Sentinel — Fraud Detection Platform
Production-grade fraud operations platform with calibrated LightGBM scoring at 8.5ms, SHAP explainability on every prediction, and $1.23M in modeled net savings from cost-aware threshold tuning.
Machine Learning Deep Dive
The problem
Fraud detection at scale has three tensions in conflict. Models that maximize accuracy miss the rare fraud cases. Models that maximize fraud recall flood analysts with false positives. And models that look great on validation data often fail in production due to distribution drift or label leakage that wasn't caught during training.
The approach
A calibrated LightGBM classifier with strict leakage controls, isotonic probability calibration, and SHAP-based explainability on every prediction.
Why LightGBM?
- Handles class imbalance natively via
scale_pos_weight(fraud is roughly 0.13% of transactions) - Trains fast enough for iterative experimentation across hundreds of hyperparameter combinations
- Pairs with SHAP TreeExplainer for fast, exact attributions on every prediction
- Outperformed XGBoost and Logistic Regression baselines on PR-AUC across multiple ablations
Dataset
PaySim — 6.36M synthetic mobile money transactions with a ~0.13% fraud rate. Tracked via DVC so the exact training data is reproducible from a clone.

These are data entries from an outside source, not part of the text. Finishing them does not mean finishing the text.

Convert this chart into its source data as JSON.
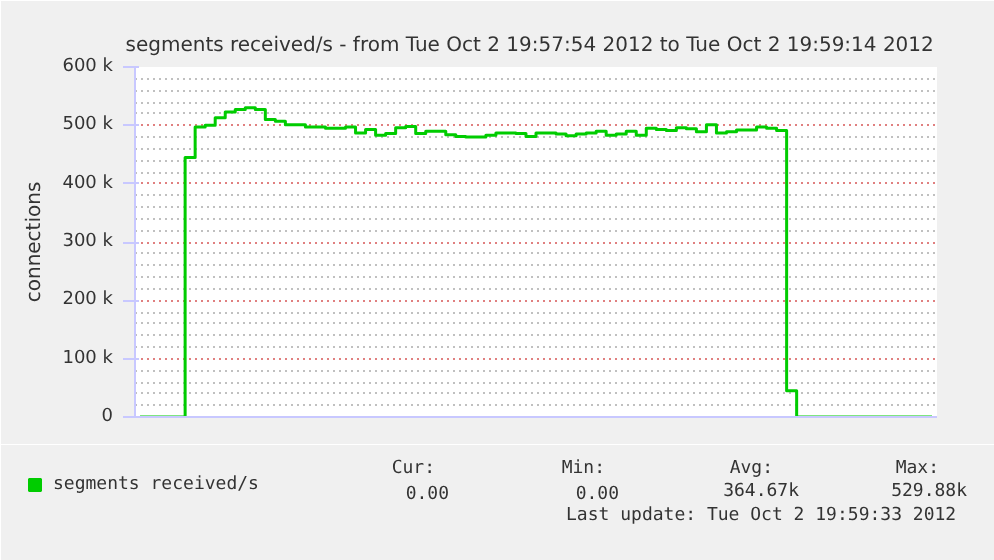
{
  "chart_data": {
    "type": "step",
    "title": "segments received/s - from Tue Oct  2 19:57:54 2012 to Tue Oct  2 19:59:14 2012",
    "ylabel": "connections",
    "categories": [
      null,
      null,
      null,
      null,
      null,
      null,
      null,
      null,
      null,
      null,
      null,
      null,
      null,
      null,
      null,
      null,
      null,
      null,
      null,
      null,
      null,
      null,
      null,
      null,
      null,
      null,
      null,
      null,
      null,
      null,
      null,
      null,
      null,
      null,
      null,
      null,
      null,
      null,
      null,
      null,
      null,
      null,
      null,
      null,
      null,
      null,
      null,
      null,
      null,
      null,
      null,
      null,
      null,
      null,
      null,
      null,
      null,
      null,
      null,
      null,
      null,
      null,
      null,
      null,
      null,
      null,
      null,
      null,
      null,
      null,
      null,
      null,
      null,
      null,
      null,
      null,
      null,
      null,
      null,
      null
    ],
    "series": [
      {
        "name": "segments received/s",
        "color": "#00cc00",
        "values": [
          0,
          0,
          0,
          0,
          0,
          445000,
          497000,
          500000,
          513000,
          523000,
          527000,
          530000,
          527000,
          510000,
          507000,
          501000,
          501000,
          497000,
          497000,
          495000,
          495000,
          497000,
          487000,
          493000,
          483000,
          486000,
          496000,
          498000,
          486000,
          490000,
          490000,
          484000,
          481000,
          480000,
          480000,
          483000,
          487000,
          487000,
          486000,
          481000,
          487000,
          487000,
          485000,
          482000,
          485000,
          487000,
          490000,
          483000,
          485000,
          490000,
          483000,
          495000,
          493000,
          491000,
          496000,
          494000,
          489000,
          501000,
          487000,
          489000,
          492000,
          492000,
          497000,
          495000,
          491000,
          45000,
          0,
          0,
          0,
          0,
          0,
          0,
          0,
          0,
          0,
          0,
          0,
          0,
          0,
          0
        ]
      }
    ],
    "ylim": [
      0,
      600000
    ],
    "yticks": [
      {
        "value": 0,
        "label": "0"
      },
      {
        "value": 100000,
        "label": "100 k"
      },
      {
        "value": 200000,
        "label": "200 k"
      },
      {
        "value": 300000,
        "label": "300 k"
      },
      {
        "value": 400000,
        "label": "400 k"
      },
      {
        "value": 500000,
        "label": "500 k"
      },
      {
        "value": 600000,
        "label": "600 k"
      }
    ],
    "tick_labels": "y",
    "grid": "y",
    "legend": "bottom",
    "line_style": "solid",
    "marker": "none",
    "annotations": [
      "Cur:",
      "Min:",
      "Avg:",
      "Max:",
      "0.00",
      "0.00",
      "364.67k",
      "529.88k",
      "Last update: Tue Oct  2 19:59:33 2012"
    ]
  }
}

| Feature | Source | Description |
|---|---|---|
amount | raw | Transaction amount |
type_TRANSFER, type_CASH_OUT, etc. | one-hot | Transaction type indicators |
old_balance_org | raw | Sender balance before transaction |
new_balance_org | raw | Sender balance after transaction |
old_balance_dest | raw | Receiver balance before transaction |
new_balance_dest | raw | Receiver balance after transaction |
amount_to_balance_ratio | engineered | Amount relative to sender balance |
drains_full_balance | engineered | Flag for transactions that empty the sender account |
hour, day | engineered | Temporal patterns derived from the step column |
Total: 16 features after one-hot encoding.
Results
Final evaluation on the hidden test set, which was never used for model selection:
| Metric | Value | Notes |
|---|---|---|
| Test PR-AUC | 0.992 | PaySim signal is clean; real-world is usually 0.3 to 0.7 |
| Test ROC-AUC | 0.999 | Less informative than PR-AUC for rare-event problems |
| Validation PR-AUC | 0.993 | 0.001 gap from test = no overfitting |
| Precision at default τ | 0.972 | At threshold τ=0.01 |
| Recall at default τ | 0.995 | |
| Net savings | $1.23M | At τ=0.01 with cost model $1000/missed fraud, $5/false positive |
| Latency | 8.5ms | Single prediction including SHAP attribution |
Top SHAP features by global importance
| Feature | Interpretation |
|---|---|
oldbalanceDest | Receiver's balance before the transaction (laundering accounts often start at zero) |
amount_to_balance_ratio | Transactions that move most of the sender's balance |
amount | Raw transaction size |
drains_full_balance | Engineered flag for cash-out patterns |
day, hour | Temporal patterns (fraud spikes at specific times) |
The hard engineering decisions
1. Stratified random split, not temporal split. PaySim's step column looks like a time index, but the simulator generates non-uniform fraud distribution. Fraud rate jumps 10x in the last 40% of the timeline. A naive temporal split caused validation PR-AUC to collapse below 0.01. The decision was documented in docs/model_card.md as a defensible portfolio-grade tradeoff — true temporal honesty is deferred to the production drift monitoring system.
2. Dropped sender/receiver aggregate features. The first version included sender_avg_amount and sender_txn_count. Ablation proved these were not necessary — PR-AUC went from 0.971 (with aggregates) to 0.993 (without). The simpler model won, and the ablation itself serves as the leakage-free proof.
3. Hidden test set discipline. The test set was never loaded during training or hyperparameter search. It was revealed exactly once in scripts/final_eval.py to produce the locked metrics in models/lightgbm_final_test_report.json.
4. Isotonic calibration via FrozenEstimator. Raw LightGBM probabilities are not well-calibrated, which matters when threshold tuning is driven by an explicit cost model. The trained model is wrapped in CalibratedClassifierCV with isotonic regression so that a score of 0.8 actually corresponds to roughly an 80% fraud probability.
Production integration
The model loads into the FastAPI process at startup via a lifespan context manager. Every /score request goes through:
- Pydantic schema validation on the request body
- Feature engineering (one-hot encoding, ratio computation, temporal features)
model.predict_proba()for the calibrated scoreshap_explainer(X)for per-feature attribution- Risk band assignment based on the active threshold
- Persistence to the
predictionstable with the explanation as JSONB
The whole path completes in 8.5ms p50, including SHAP. Loading the model once at startup (rather than per-request) cuts ~2 seconds off every prediction.